Dimensionality Reduction Examples#

Throughout this lecture, we will use the MNIST dataset. The MNIST dataset consists of thousands of images of handwritten digits from \(0\) to \(1\). The dataset is a standard benchmark in machine learning. Here is how to get the dataset from the sklearn library.

from sklearn.datasets import fetch_openml
from sklearn.model_selection import train_test_split

# Load data from https://www.openml.org/d/554
X, y = fetch_openml("mnist_784", version=1, return_X_y=True, as_frame=False)
X = X / 255.0

# Split data into train partition and test partition
np.random.seed(12345)
x_train, x_test, y_train, y_test = train_test_split(X, y, random_state=0, test_size=0.3)
/opt/homebrew/lib/python3.11/site-packages/sklearn/datasets/_openml.py:968: FutureWarning: The default value of `parser` will change from `'liac-arff'` to `'auto'` in 1.4. You can set `parser='auto'` to silence this warning.

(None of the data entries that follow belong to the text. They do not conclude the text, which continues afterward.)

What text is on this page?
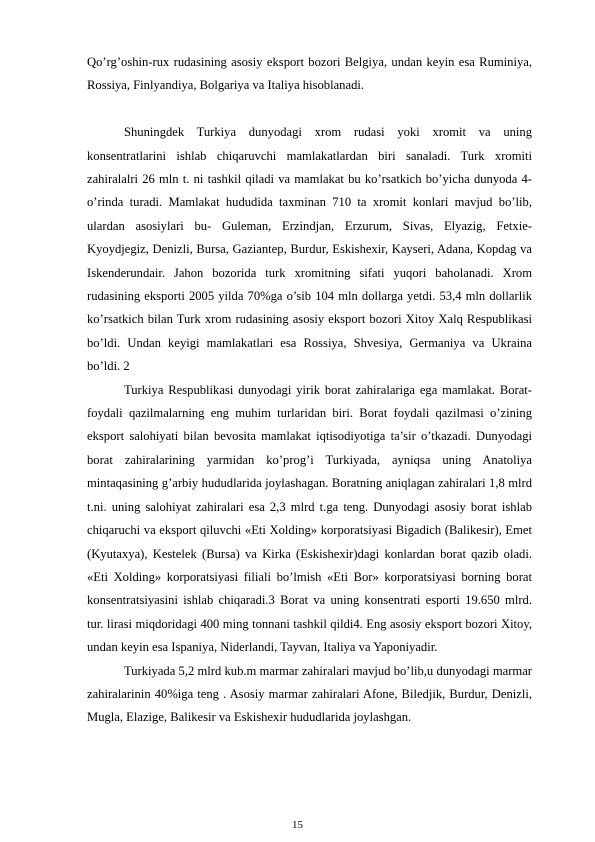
Qo’rg’oshin-rux rudasining asosiy eksport bozori Belgiya, undan keyin esa Ruminiya, Rossiya, Finlyandiya, Bolgariya va Italiya hisoblanadi.

Shuningdek Turkiya dunyodagi xrom rudasi yoki xromit va uning konsentratlarini ishlab chiqaruvchi mamlakatlardan biri sanaladi. Turk xromiti zahiralalri 26 mln t. ni tashkil qiladi va mamlakat bu ko’rsatkich bo’yicha dunyoda 4-o’rinda turadi. Mamlakat hududida taxminan 710 ta xromit konlari mavjud bo’lib, ulardan asosiylari bu- Guleman, Erzindjan, Erzurum, Sivas, Elyazig, Fetxie-Kyoydjegiz, Denizli, Bursa, Gaziantep, Burdur, Eskishexir, Kayseri, Adana, Kopdag va Iskenderundair. Jahon bozorida turk xromitning sifati yuqori baholanadi. Xrom rudasining eksporti 2005 yilda 70%ga o’sib 104 mln dollarga yetdi. 53,4 mln dollarlik ko’rsatkich bilan Turk xrom rudasining asosiy eksport bozori Xitoy Xalq Respublikasi bo’ldi. Undan keyigi mamlakatlari esa Rossiya, Shvesiya, Germaniya va Ukraina bo’ldi. 2

Turkiya Respublikasi dunyodagi yirik borat zahiralariga ega mamlakat. Borat-foydali qazilmalarning eng muhim turlaridan biri. Borat foydali qazilmasi o’zining eksport salohiyati bilan bevosita mamlakat iqtisodiyotiga ta’sir o’tkazadi. Dunyodagi borat zahiralarining yarmidan ko’prog’i Turkiyada, ayniqsa uning Anatoliya mintaqasining g’arbiy hududlarida joylashagan. Boratning aniqlagan zahiralari 1,8 mlrd t.ni. uning salohiyat zahiralari esa 2,3 mlrd t.ga teng. Dunyodagi asosiy borat ishlab chiqaruchi va eksport qiluvchi «Eti Xolding» korporatsiyasi Bigadich (Balikesir), Emet (Kyutaxya), Kestelek (Bursa) va Kirka (Eskishexir)dagi konlardan borat qazib oladi. «Eti Xolding» korporatsiyasi filiali bo’lmish «Eti Bor» korporatsiyasi borning borat konsentratsiyasini ishlab chiqaradi.3 Borat va uning konsentrati esporti 19.650 mlrd. tur. lirasi miqdoridagi 400 ming tonnani tashkil qildi4. Eng asosiy eksport bozori Xitoy, undan keyin esa Ispaniya, Niderlandi, Tayvan, Italiya va Yaponiyadir.

Turkiyada 5,2 mlrd kub.m marmar zahiralari mavjud bo’lib,u dunyodagi marmar zahiralarinin 40%iga teng . Asosiy marmar zahiralari Afone, Biledjik, Burdur, Denizli, Mugla, Elazige, Balikesir va Eskishexir hududlarida joylashgan.

15
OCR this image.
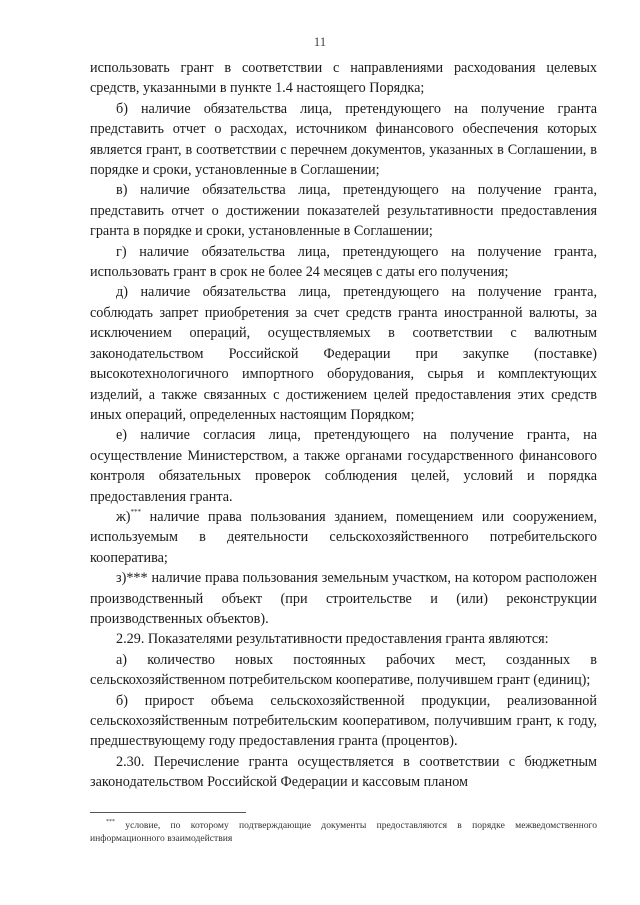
11

использовать грант в соответствии с направлениями расходования целевых средств, указанными в пункте 1.4 настоящего Порядка;

б) наличие обязательства лица, претендующего на получение гранта представить отчет о расходах, источником финансового обеспечения которых является грант, в соответствии с перечнем документов, указанных в Соглашении, в порядке и сроки, установленные в Соглашении;

в) наличие обязательства лица, претендующего на получение гранта, представить отчет о достижении показателей результативности предоставления гранта в порядке и сроки, установленные в Соглашении;

г) наличие обязательства лица, претендующего на получение гранта, использовать грант в срок не более 24 месяцев с даты его получения;

д) наличие обязательства лица, претендующего на получение гранта, соблюдать запрет приобретения за счет средств гранта иностранной валюты, за исключением операций, осуществляемых в соответствии с валютным законодательством Российской Федерации при закупке (поставке) высокотехнологичного импортного оборудования, сырья и комплектующих изделий, а также связанных с достижением целей предоставления этих средств иных операций, определенных настоящим Порядком;

е) наличие согласия лица, претендующего на получение гранта, на осуществление Министерством, а также органами государственного финансового контроля обязательных проверок соблюдения целей, условий и порядка предоставления гранта.

ж)*** наличие права пользования зданием, помещением или сооружением, используемым в деятельности сельскохозяйственного потребительского кооператива;

з)*** наличие права пользования земельным участком, на котором расположен производственный объект (при строительстве и (или) реконструкции производственных объектов).

2.29. Показателями результативности предоставления гранта являются:

а) количество новых постоянных рабочих мест, созданных в сельскохозяйственном потребительском кооперативе, получившем грант (единиц);

б) прирост объема сельскохозяйственной продукции, реализованной сельскохозяйственным потребительским кооперативом, получившим грант, к году, предшествующему году предоставления гранта (процентов).

2.30. Перечисление гранта осуществляется в соответствии с бюджетным законодательством Российской Федерации и кассовым планом

*** условие, по которому подтверждающие документы предоставляются в порядке межведомственного информационного взаимодействия
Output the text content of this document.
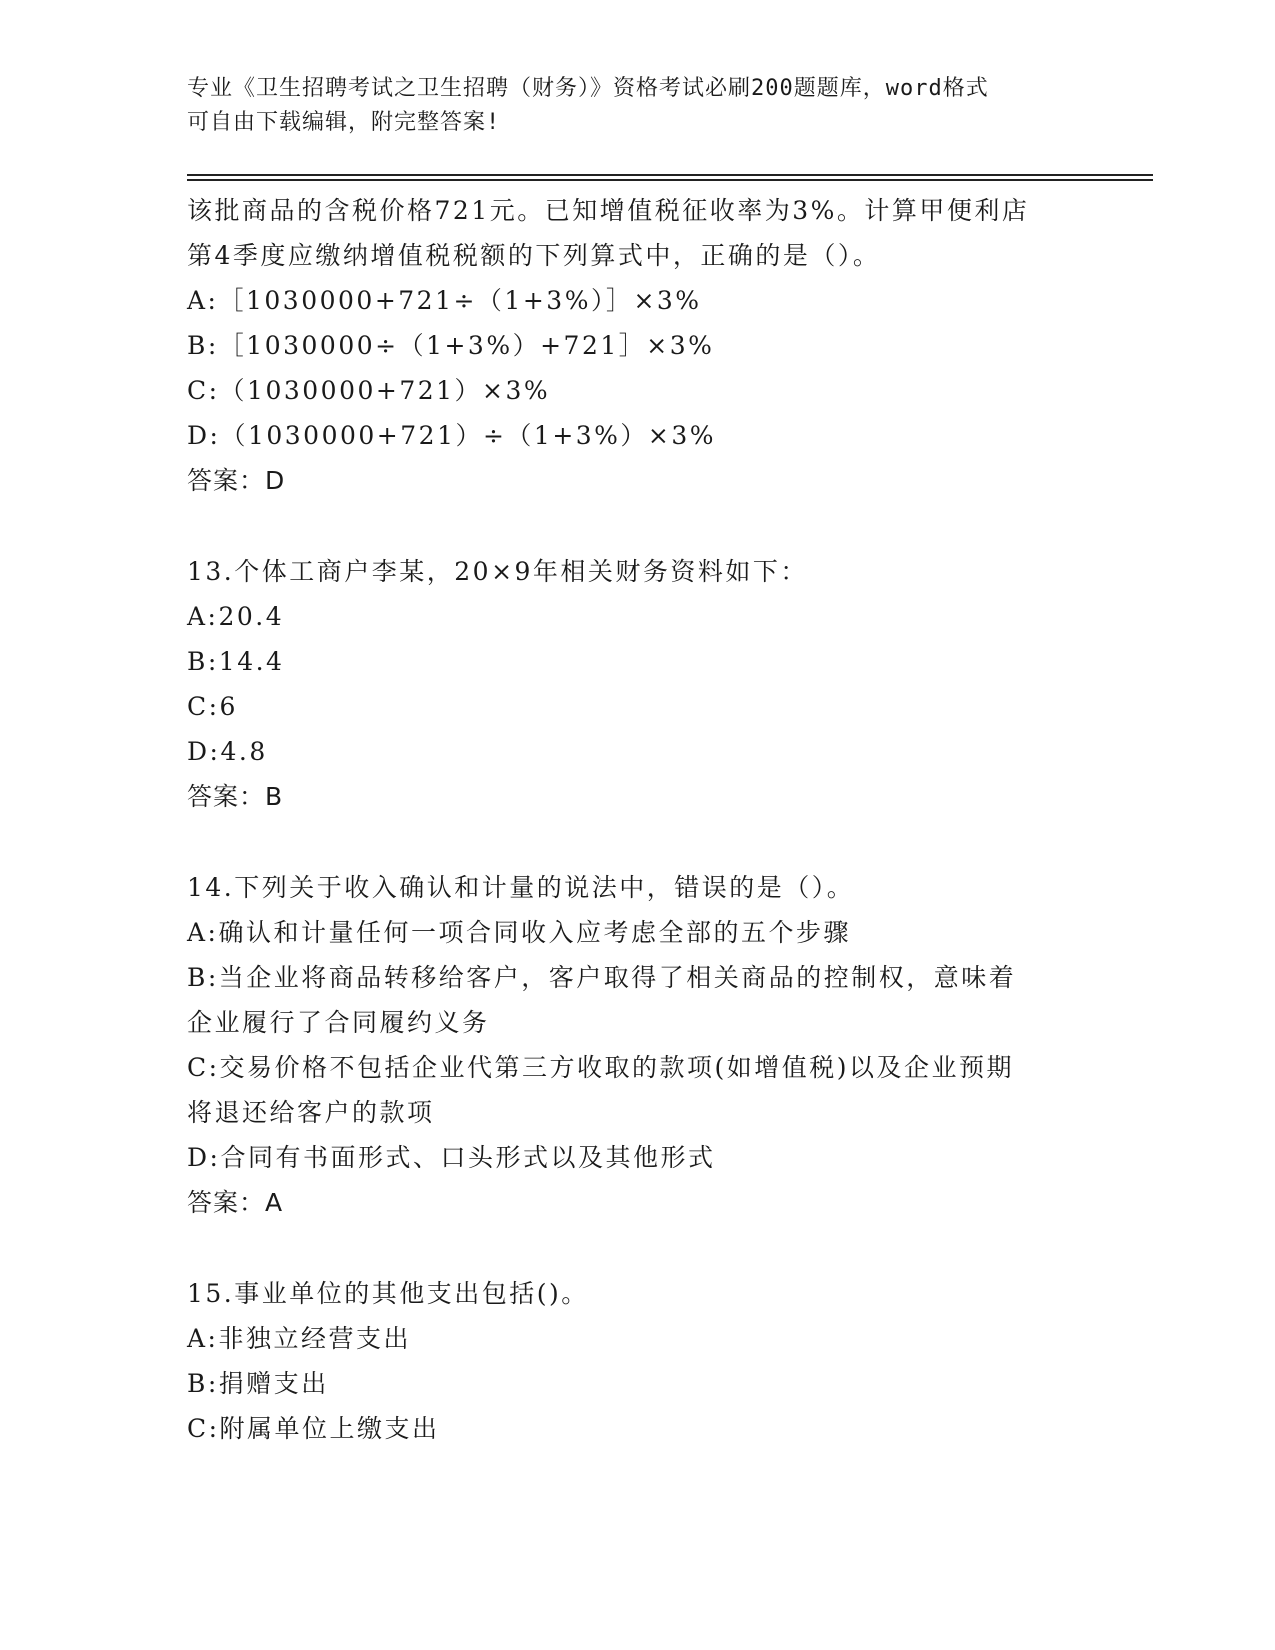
专业《卫生招聘考试之卫生招聘（财务）》资格考试必刷200题题库，word格式
可自由下载编辑，附完整答案!
该批商品的含税价格721元。已知增值税征收率为3%。计算甲便利店
第4季度应缴纳增值税税额的下列算式中，正确的是（）。
A:［1030000+721÷（1+3%）］×3%
B:［1030000÷（1+3%）+721］×3%
C:（1030000+721）×3%
D:（1030000+721）÷（1+3%）×3%
答案：D
13.个体工商户李某，20×9年相关财务资料如下：
A:20.4
B:14.4
C:6
D:4.8
答案：B
14.下列关于收入确认和计量的说法中，错误的是（）。
A:确认和计量任何一项合同收入应考虑全部的五个步骤
B:当企业将商品转移给客户，客户取得了相关商品的控制权，意味着
企业履行了合同履约义务
C:交易价格不包括企业代第三方收取的款项(如增值税)以及企业预期
将退还给客户的款项
D:合同有书面形式、口头形式以及其他形式
答案：A
15.事业单位的其他支出包括()。
A:非独立经营支出
B:捐赠支出
C:附属单位上缴支出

Therefore, an `ImportError` will be raised from 1.4 if the dataset is dense and pandas is not installed. Note that the pandas parser may return different data types. See the Notes Section in fetch_openml's API doc for details.
  warn(

The dataset comes with inputs (images of digits) and labels (the label of the digit). We will not use the labels in this lecture as we will be doing unsupervised learning. Let’s look at the dimensions of the training dataset:

x_train.shape
(49000, 784)

The training dataset is a 3D array. The first dimension is 49,0000. This is the number of different images that we have. Then, each image consists of 28x28 pixels. Here is the first image in terms of numbers:

x_train[0]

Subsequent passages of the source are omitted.